Ces décors font écho aux fastes évanescents du monde du spectacle, et au brio des villes et des belles demeures. Ils partagent aussi la simplicité austère et épurée des maisons japonaises — celle des parents de Kyo, celle de Kano — et leur souvenir fait vibrer autrement les jardins zen, quelques roches affleurant du sol, des brindilles calcinées et la glace accrochée aux branches des cerisiers.
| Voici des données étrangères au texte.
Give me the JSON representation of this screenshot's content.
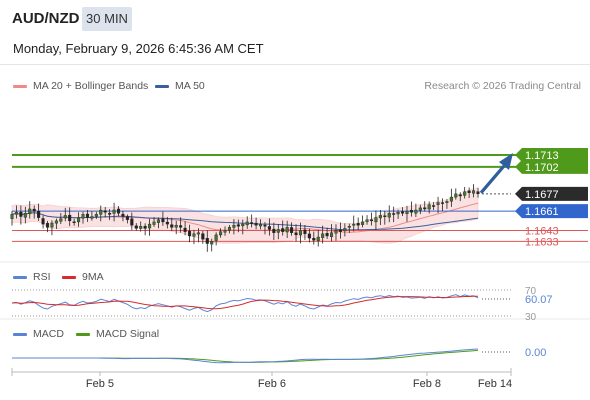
{
  "header": {
    "symbol": "AUD/NZD",
    "timeframe": "30 MIN",
    "datetime": "Monday, February 9, 2026 6:45:36 AM CET"
  },
  "credit": "Research © 2026 Trading Central",
  "colors": {
    "candle": "#3d7a2a",
    "bollinger_fill": "#fbdede",
    "ma20": "#f08a8a",
    "ma50": "#3a5f9e",
    "support": "#e05555",
    "resistance": "#4f9a1a",
    "current": "#3366cc",
    "rsi": "#5b84d6",
    "rsi_ma": "#d62c2c",
    "macd": "#5b84d6",
    "macd_signal": "#4f9a1a",
    "arrow": "#2e5e9e"
  },
  "chart_data": [
    {
      "type": "candlestick",
      "title": "AUD/NZD",
      "legend": [
        {
          "name": "MA 20 + Bollinger Bands",
          "color": "#f08a8a"
        },
        {
          "name": "MA 50",
          "color": "#3a5f9e"
        }
      ],
      "x_ticks": [
        "Feb 5",
        "Feb 6",
        "Feb 8",
        "Feb 14"
      ],
      "ylim": [
        1.162,
        1.172
      ],
      "close_series": [
        1.1658,
        1.166,
        1.1656,
        1.1659,
        1.1663,
        1.1661,
        1.1655,
        1.1649,
        1.1646,
        1.165,
        1.1652,
        1.1654,
        1.1657,
        1.1652,
        1.1651,
        1.1655,
        1.1658,
        1.1655,
        1.1656,
        1.1658,
        1.1662,
        1.166,
        1.1658,
        1.1662,
        1.1659,
        1.1656,
        1.1653,
        1.1648,
        1.1645,
        1.1647,
        1.1645,
        1.1649,
        1.1651,
        1.1653,
        1.1651,
        1.1649,
        1.1646,
        1.1648,
        1.1646,
        1.1642,
        1.1638,
        1.164,
        1.1641,
        1.1635,
        1.1631,
        1.1633,
        1.1639,
        1.1642,
        1.1643,
        1.1646,
        1.1648,
        1.1647,
        1.1649,
        1.1651,
        1.165,
        1.1648,
        1.1649,
        1.1647,
        1.1644,
        1.1641,
        1.1644,
        1.1642,
        1.1646,
        1.1641,
        1.1639,
        1.1643,
        1.164,
        1.1636,
        1.1634,
        1.1637,
        1.164,
        1.1638,
        1.1641,
        1.1643,
        1.1642,
        1.1645,
        1.1647,
        1.1649,
        1.1648,
        1.1651,
        1.1653,
        1.1652,
        1.1655,
        1.1657,
        1.1656,
        1.1659,
        1.1658,
        1.166,
        1.1659,
        1.1661,
        1.166,
        1.1662,
        1.1664,
        1.1663,
        1.1667,
        1.1666,
        1.1669,
        1.1668,
        1.167,
        1.1674,
        1.1677,
        1.1675,
        1.1679,
        1.1678,
        1.168,
        1.1677
      ],
      "levels": [
        {
          "label": "1.1713",
          "value": 1.1713,
          "kind": "resistance"
        },
        {
          "label": "1.1702",
          "value": 1.1702,
          "kind": "resistance"
        },
        {
          "label": "1.1677",
          "value": 1.1677,
          "kind": "last"
        },
        {
          "label": "1.1661",
          "value": 1.1661,
          "kind": "pivot"
        },
        {
          "label": "1.1643",
          "value": 1.1643,
          "kind": "support"
        },
        {
          "label": "1.1633",
          "value": 1.1633,
          "kind": "support"
        }
      ]
    },
    {
      "type": "line",
      "title": "RSI",
      "legend": [
        {
          "name": "RSI",
          "color": "#5b84d6"
        },
        {
          "name": "9MA",
          "color": "#d62c2c"
        }
      ],
      "ylim": [
        30,
        70
      ],
      "value_label": "60.07"
    },
    {
      "type": "line",
      "title": "MACD",
      "legend": [
        {
          "name": "MACD",
          "color": "#5b84d6"
        },
        {
          "name": "MACD Signal",
          "color": "#4f9a1a"
        }
      ],
      "value_label": "0.00"
    }
  ]
}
Ce film traverse les relations singulières existant entre l’Europe et le Japon, aussi bien à travers les arts picturaux que la poésie et la littérature (Hiroshige, Utamaro, Basho, Ryokan, Issa, Muju, Ryunosuke, Kawabata, Mishima… mais aussi Balzac, Verlaine, Whistler, Van Gogh ou Baudelaire).

Les décors naturels, les architectures, les intérieurs seront choisis ou conçus dans ce même esprit : Neige est une histoire hors du temps. Comme le sont un tableau de Hokusaï, un poème de Baudelaire, un haiku de Ryokan, l’architecture de Katsura, un hôtel particulier parisien… et la féérie du cirque.

Entre ces différentes expressions va se tendre le fil qui va amener la jeune Française et le grand samouraï à s’aimer. Ces sources d’inspiration — aussi bien pour l’écriture du scénario que pour la réalisation du film — signent de même l’épanouissement du regard et de la sensibilité de Kano, de sa fille et du jeune poète.

Des mutations fondamentales ont lieu à la fin du XIXe siècle, aussi bien en Europe qu’au Japon, et les avancées techniques vont transformer le paysage (invention du béton armé par un Français, ligne de chemin de fer et télégraphe entre Tokyo et Yokohama…).

Ces transformations frappent les esprits, modifient la perception du temps, de l’espace, le rapport à la nature et au monde au-delà du visible. Le regard ultime, clef de bien des mystères dans le domaine de la création artistique, englobe ce devenir dans ce qu’il a de plus fondamental.

Un chemin se forme ainsi sous les pas des protagonistes car leur pied, bien que léger, est ferme : pourtant leur but n’est pas connu d’avance — l’intuition est leur guide, et ils ont appris à l’écouter dans le murmure du vent, dans le parfum d’une fleur, dans le sourire d’un saltimbanque, ou le pas d’un vieillard dans la neige.

Ce film est une occasion d’affiner ce regard de l’invisible, par un traitement à la fois actif et contemplatif, dans des décors qui favorisent cette attitude, avec une position de caméra à la fois introspective et active, amoureuse de la beauté de chaque instant.

La caméra filmera souvent à hauteur du cœur. Les gestes, les paroles, les actes révèleront au spectateur le sentiment et la profondeur des motivations — par-delà la peur, l’excitation, le ravissement ou la passion amoureuse, qui ne sont que fugaces sensations à transformer comme en alchimie en ce qui fait que la vie a quelque chose de secrètement grandiose.